Faelix runs Debian stable as the operating system of choice, and jessie was released just about the same time our new batch of servers arrived. We had already evaluated a few of the alternatives, but Google's Ganeti project stood out as the best fit for our needs. One of the most important factors was to find something which would make it easy to transition our existing customers' VMs. Faelix has over a decade of experience using Xen, and Xen continues to be a powerful virtualisation technology. We also liked Ganeti's management of disks, particularly its integration with DRBD. And when it turned out to be written in Python, that was just the icing on the cake.
We had already begun a network rearchitecture project a few months earlier, and a combination of Ganeti and Open vSwitch fit perfectly into this vision. Customers are now assigned their own network segment (or, potentially, more than one) which can be used for public and private traffic, and we map those through to VLANs within Open vSwitch. By keeping things simple with ethernet it also made life easier for our blended "virtual+colo" customers: e.g. a customer's private NAS appears on the same layer-2 network as their front-end VMs. We had considered an overlay technology like MPLS/VPLS or VXLAN, but felt that these would either limit our options with IPv6 support, or could be a little too close to the bleeding edge for a production network. We've planned evaluating these in the future, but not jumped in with both feet just yet.

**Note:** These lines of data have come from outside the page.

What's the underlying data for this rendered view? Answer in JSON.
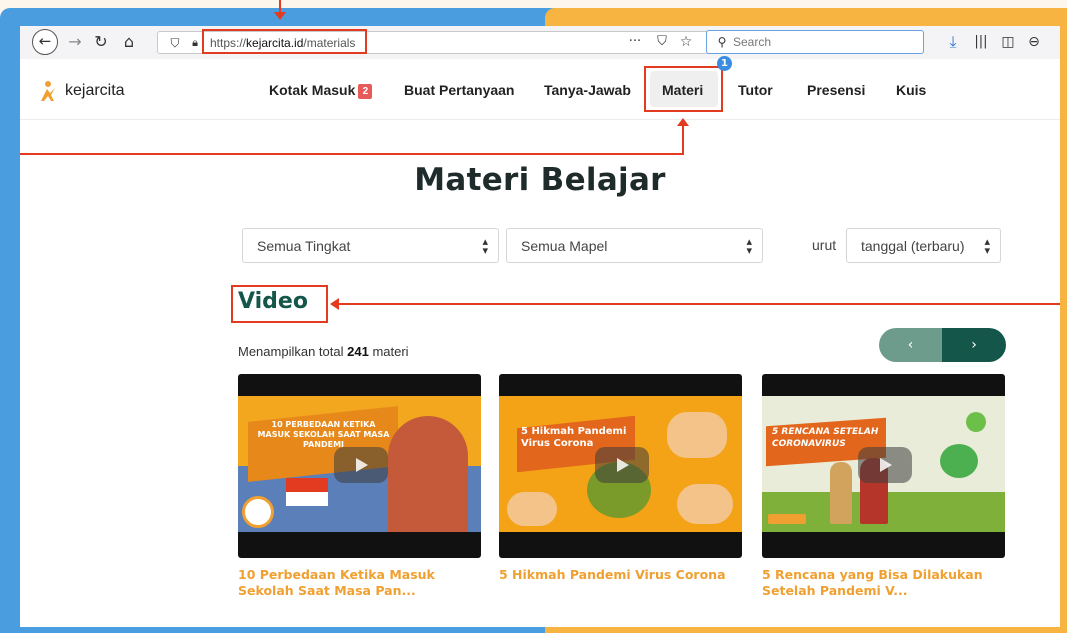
{
  "browser": {
    "url_prefix": "https://",
    "url_domain": "kejarcita.id",
    "url_path": "/materials",
    "search_placeholder": "Search",
    "icons": [
      "back-icon",
      "forward-icon",
      "reload-icon",
      "home-icon",
      "shield-icon",
      "lock-icon",
      "more-icon",
      "pocket-icon",
      "star-icon",
      "search-icon",
      "download-icon",
      "library-icon",
      "sidebar-icon",
      "account-icon"
    ]
  },
  "site": {
    "brand": "kejarcita",
    "nav": {
      "inbox": "Kotak Masuk",
      "inbox_badge": "2",
      "ask": "Buat Pertanyaan",
      "qa": "Tanya-Jawab",
      "materials": "Materi",
      "tutor": "Tutor",
      "attendance": "Presensi",
      "quiz": "Kuis"
    },
    "step_number": "1"
  },
  "main": {
    "title": "Materi Belajar",
    "filter_level": "Semua Tingkat",
    "filter_subject": "Semua Mapel",
    "sort_label": "urut",
    "sort_value": "tanggal (terbaru)",
    "section_title": "Video",
    "count_prefix": "Menampilkan total",
    "count_value": "241",
    "count_suffix": "materi",
    "prev": "‹",
    "next": "›",
    "videos": [
      {
        "thumb_text": "10 PERBEDAAN KETIKA MASUK SEKOLAH SAAT MASA PANDEMI",
        "title": "10 Perbedaan Ketika Masuk Sekolah Saat Masa Pan..."
      },
      {
        "thumb_text": "5 Hikmah Pandemi Virus Corona",
        "title": "5 Hikmah Pandemi Virus Corona"
      },
      {
        "thumb_text": "5 RENCANA SETELAH CORONAVIRUS",
        "title": "5 Rencana yang Bisa Dilakukan Setelah Pandemi V..."
      }
    ]
  },
  "colors": {
    "accent_red": "#e23b1f",
    "brand_green": "#14574a",
    "title_orange": "#f0a030",
    "bg_blue": "#4a9ee0",
    "bg_orange": "#f7b441"
  }
}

One of the challenges we ran into when deploying the Debian-packaged versions of Xen, Ganeti and OpenVSwitch was around VLAN tagging. After a few false starts, we ended up writing our own "vif" scripts for Xen.
/etc/ganeti/node_info.py:
#!/usr/bin/python
import requests
import sys
hostname = sys.argv[ 1 ]
if hostname.endswith( "--incoming" ): # to cope with migrations
hostname = hostname[ :-10 ]
req = requests.get( "https://CLUSTERNAME:5080/2/instances/" + hostname, verify = False )
data = req.json()
for ( i, x ) in enumerate( data[ 'custom_nicparams' ] ):
vlan = x[ 'vlan' ]
while vlan.startswith( "." ): # sometimes end up with .1234 instead of 1234
vlan = vlan[ 1: ]
print( 'vlan[%d]="%s"' % ( i, vlan ) )
print( 'link[%d]="%s"' % ( i, x[ 'link' ] ) )
print( 'mode[%d]="%s"' % ( i, x[ 'mode' ] ) )
/etc/xen/scripts/vif-ganeti-ovs:
#!/bin/bash
source /usr/lib/ganeti/net-common
dir=$(dirname "$0")
. "$dir"/vif-common.sh
dev=$vif
dev_=${dev#vif}
domid=${dev_%.*}
devid=${dev_#*.}
domname=$(xl domname $domid)
eval `/etc/ganeti/node_info.py $domname`
INTERFACE=$dev
MODE=${mode[$devid]}
LINK=${link[$devid]}
VLAN=${vlan[$devid]}
setup_ovs
success
Overall this combination of technologies is working really well for us. We get the benefit of being able to migrate customers' virtual machines between physical servers by using DRBD, which is important for being able to perform essential maintenance. Our customers can continue to mix-and-match VMs with physical equipment in our racks. And it all "fits" nicely in our upgraded network architecture.